智能范式迁移
Search documents
锦秋基金合伙人臧天宇:锦秋基金 2025 AI 创投全景分享,从算力到场景的投资逻辑与未来预判|「锦秋会」分享
锦秋集· 2025-11-06 08:08
Core Insights - The article discusses the investment trends in AI for 2025, highlighting the experiences and observations of Jinqiu Fund over the past year in the AI startup and investment landscape [4][10]. Investment Focus - Jinqiu Fund emphasizes three key aspects: a focus on AI, a 12-year investment cycle, and an active investment strategy, having invested in over 50 AI projects in the past year, ranking among the top two in the industry [10][11]. - The majority of investments (56%) are in the application layer, with 25% in embodied intelligence, and 10% in computing infrastructure, reflecting a strategic focus on areas that support long-term model cost reduction [11][22]. Market Comparison - A comparison with 20 active VC and CVC firms shows that Jinqiu Fund is more heavily weighted towards application-focused investments, indicating a differentiated strategy in the AI investment landscape [14][16]. Trends in AI Development - The article outlines two major trends: the enhancement of intelligence and the reduction of costs associated with acquiring intelligence.
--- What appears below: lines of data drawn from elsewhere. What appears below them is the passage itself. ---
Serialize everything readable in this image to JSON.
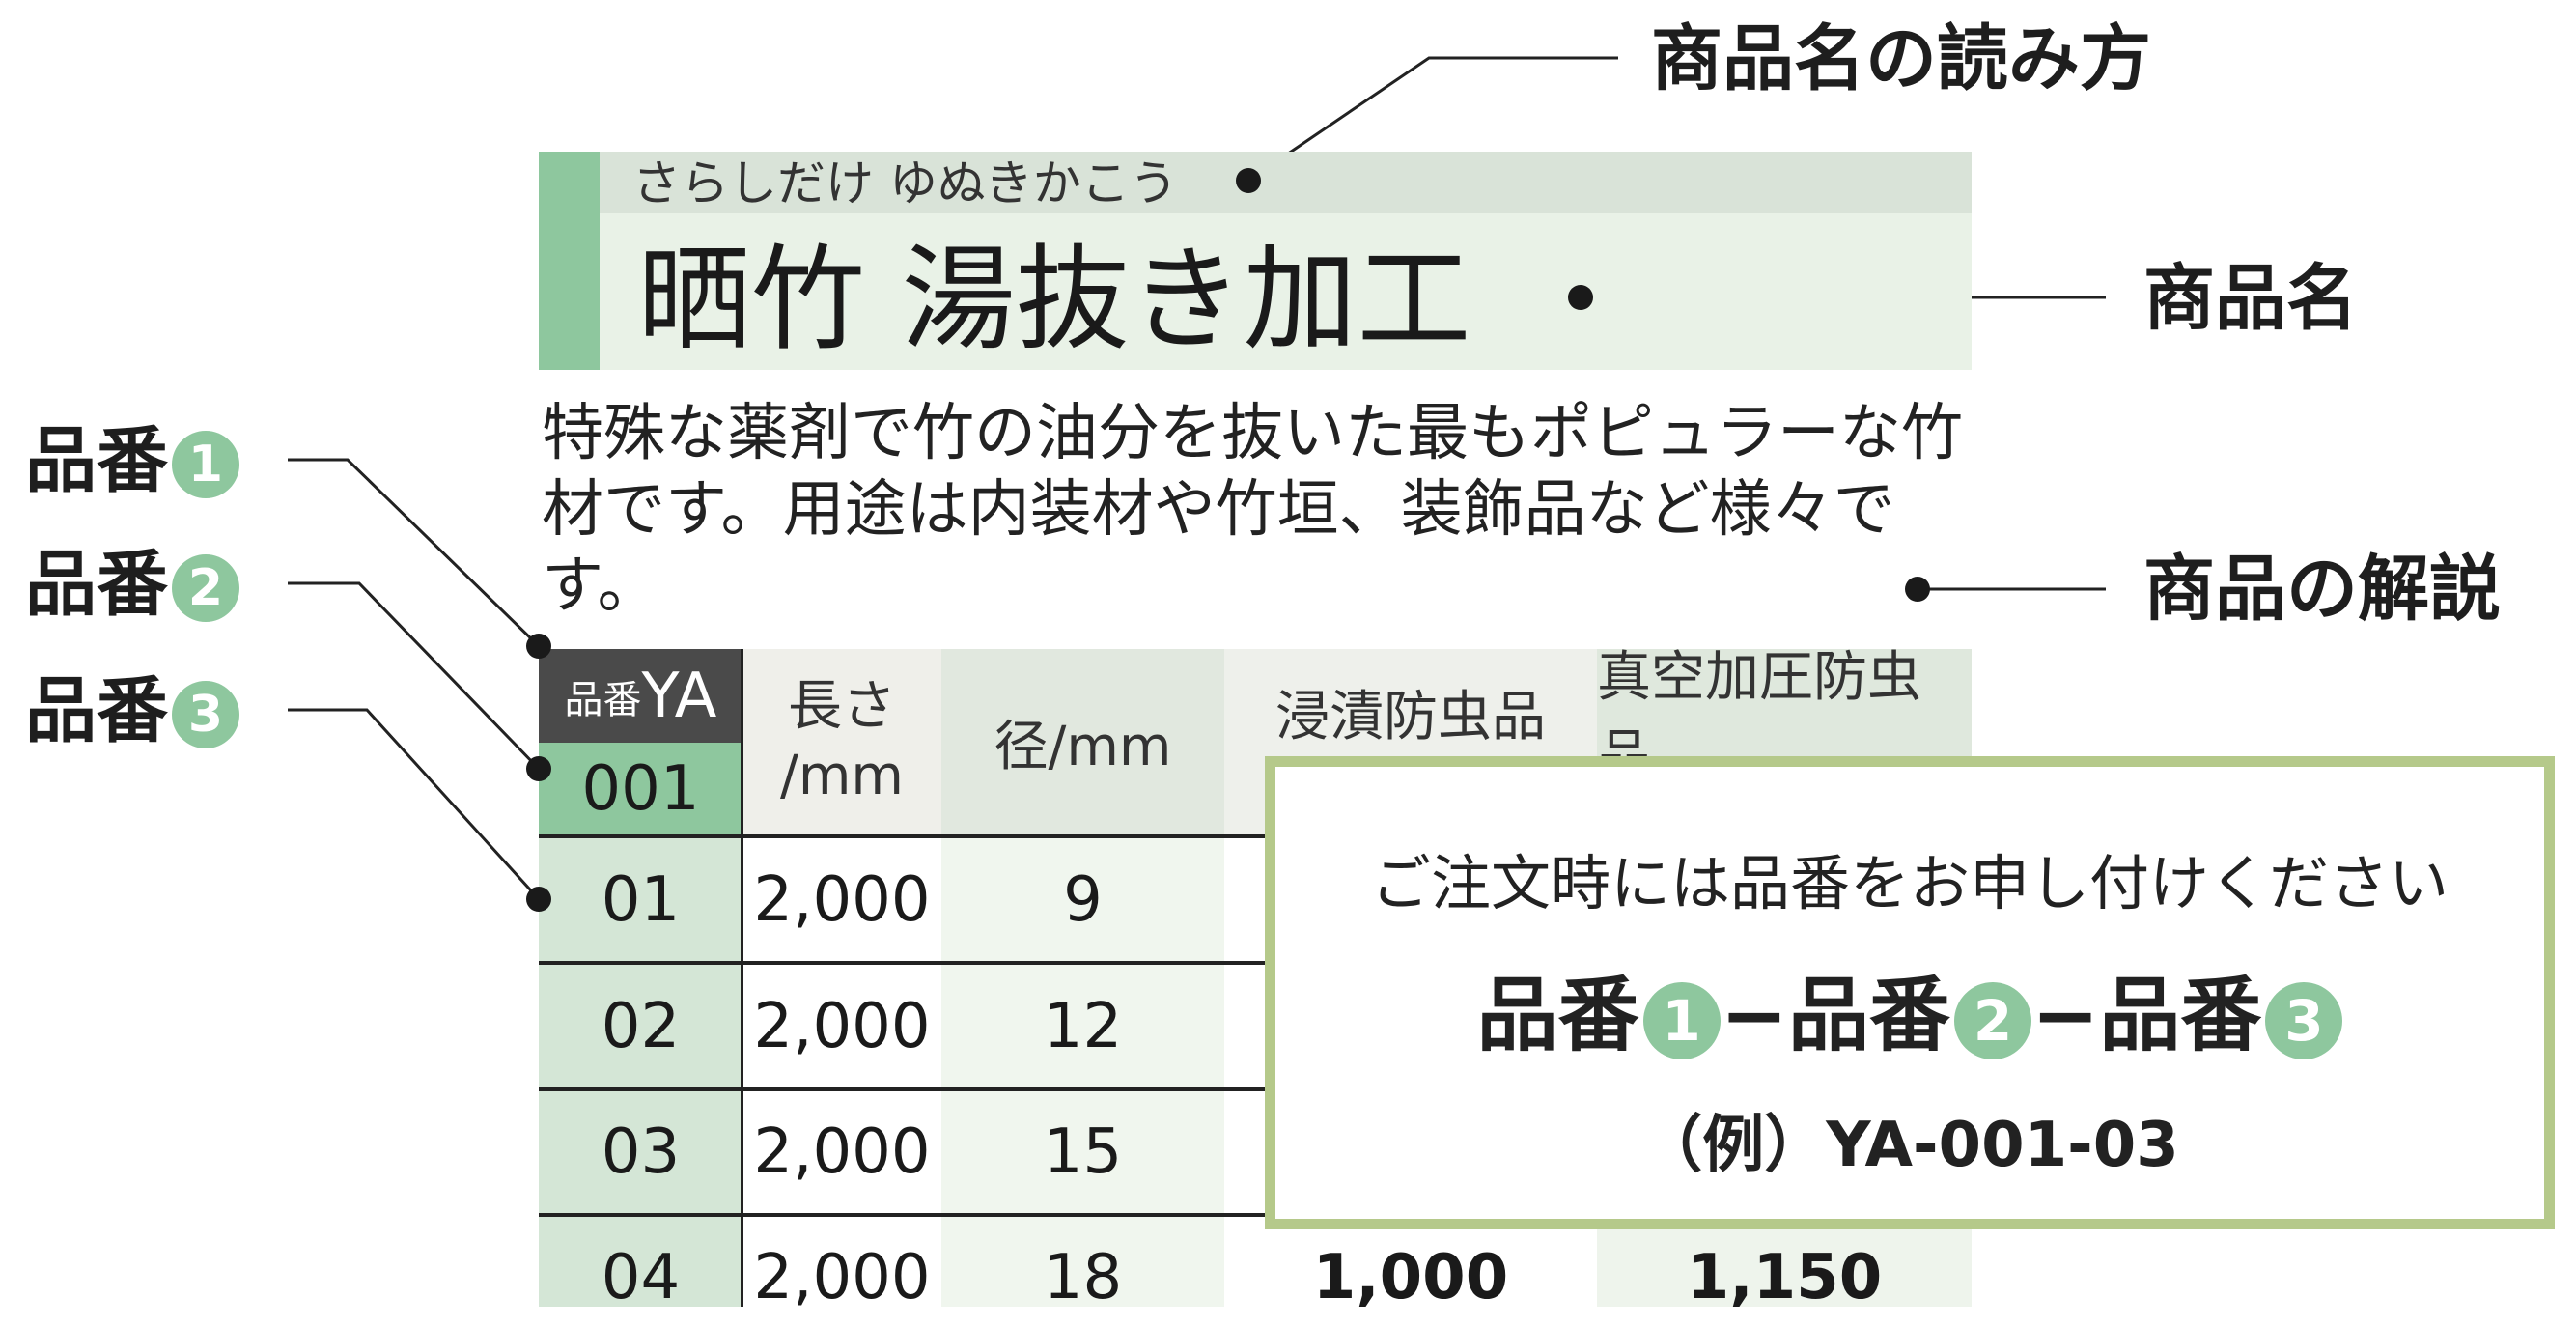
{
  "product": {
    "reading": "さらしだけ ゆぬきかこう",
    "name": "晒竹 湯抜き加工",
    "description": "特殊な薬剤で竹の油分を抜いた最もポピュラーな竹材です。用途は内装材や竹垣、装飾品など様々です。"
  },
  "annotations": {
    "reading_label": "商品名の読み方",
    "name_label": "商品名",
    "description_label": "商品の解説",
    "part_labels": [
      {
        "text": "品番",
        "num": "1"
      },
      {
        "text": "品番",
        "num": "2"
      },
      {
        "text": "品番",
        "num": "3"
      }
    ]
  },
  "table": {
    "code_prefix_label": "品番",
    "code_prefix": "YA",
    "code_middle": "001",
    "headers": {
      "length": "長さ",
      "length_unit": "/mm",
      "diameter": "径/mm",
      "dip": "浸漬防虫品",
      "vacuum": "真空加圧防虫品"
    },
    "rows": [
      {
        "code": "01",
        "length": "2,000",
        "diameter": "9",
        "dip": "",
        "vacuum": ""
      },
      {
        "code": "02",
        "length": "2,000",
        "diameter": "12",
        "dip": "",
        "vacuum": ""
      },
      {
        "code": "03",
        "length": "2,000",
        "diameter": "15",
        "dip": "",
        "vacuum": ""
      },
      {
        "code": "04",
        "length": "2,000",
        "diameter": "18",
        "dip": "1,000",
        "vacuum": "1,150"
      }
    ]
  },
  "callout": {
    "instruction": "ご注文時には品番をお申し付けください",
    "part": "品番",
    "nums": [
      "1",
      "2",
      "3"
    ],
    "separator": "−",
    "example": "（例）YA-001-03"
  },
  "colors": {
    "accent_green": "#8ec79e",
    "callout_border": "#b5c98a",
    "header_dark": "#4a4a4a"
  }
}
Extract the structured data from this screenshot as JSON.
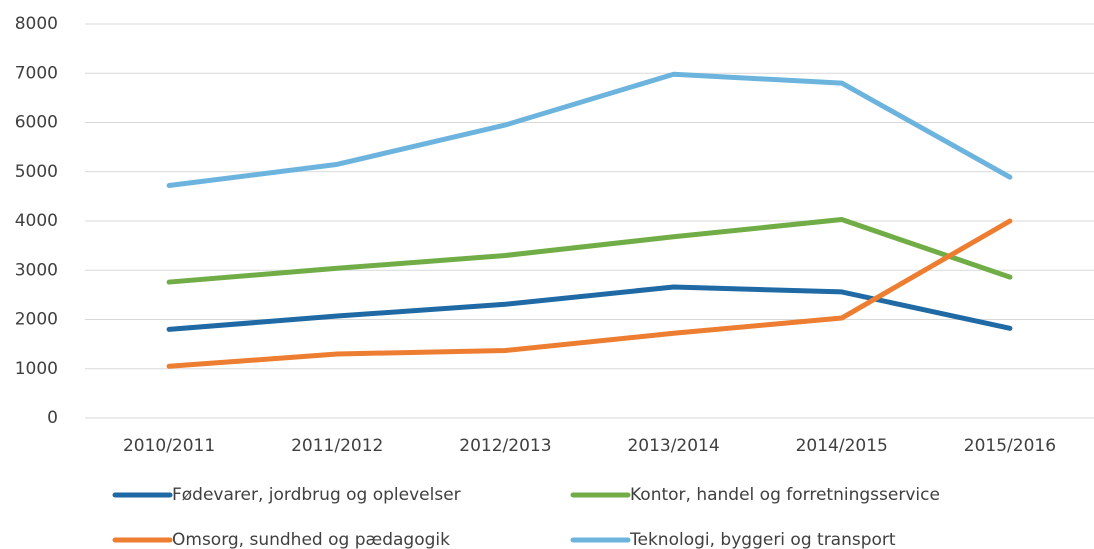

The focus is on the transition from pre-training to post-training using high-quality datasets [25][32]. - The cost of acquiring intelligence is decreasing significantly, with a notable drop in the cost per token and the emergence of new benchmarks for model capabilities, leading to a more competitive environment for application-layer companies [33][34]. Opportunities in Application Layer - Jinqiu Fund has been closely monitoring opportunities in the application layer since the second half of last year, driven by the belief that the time for application-layer opportunities has truly arrived [38][39]. - The article suggests that key variables from the internet and mobile internet eras can be applied to analyze changes and opportunities in the AI application layer, emphasizing the importance of user data and context [41][47]. Embodied Intelligence - The future of embodied intelligence is seen as crucial for building physical world agent applications, although the foundational models have not yet reached a breakthrough moment akin to GPT [56][61]. - The article stresses the importance of hardware in the early stages of development, highlighting the need for effective collaboration between hardware and software to enhance algorithm development and deployment [58][61].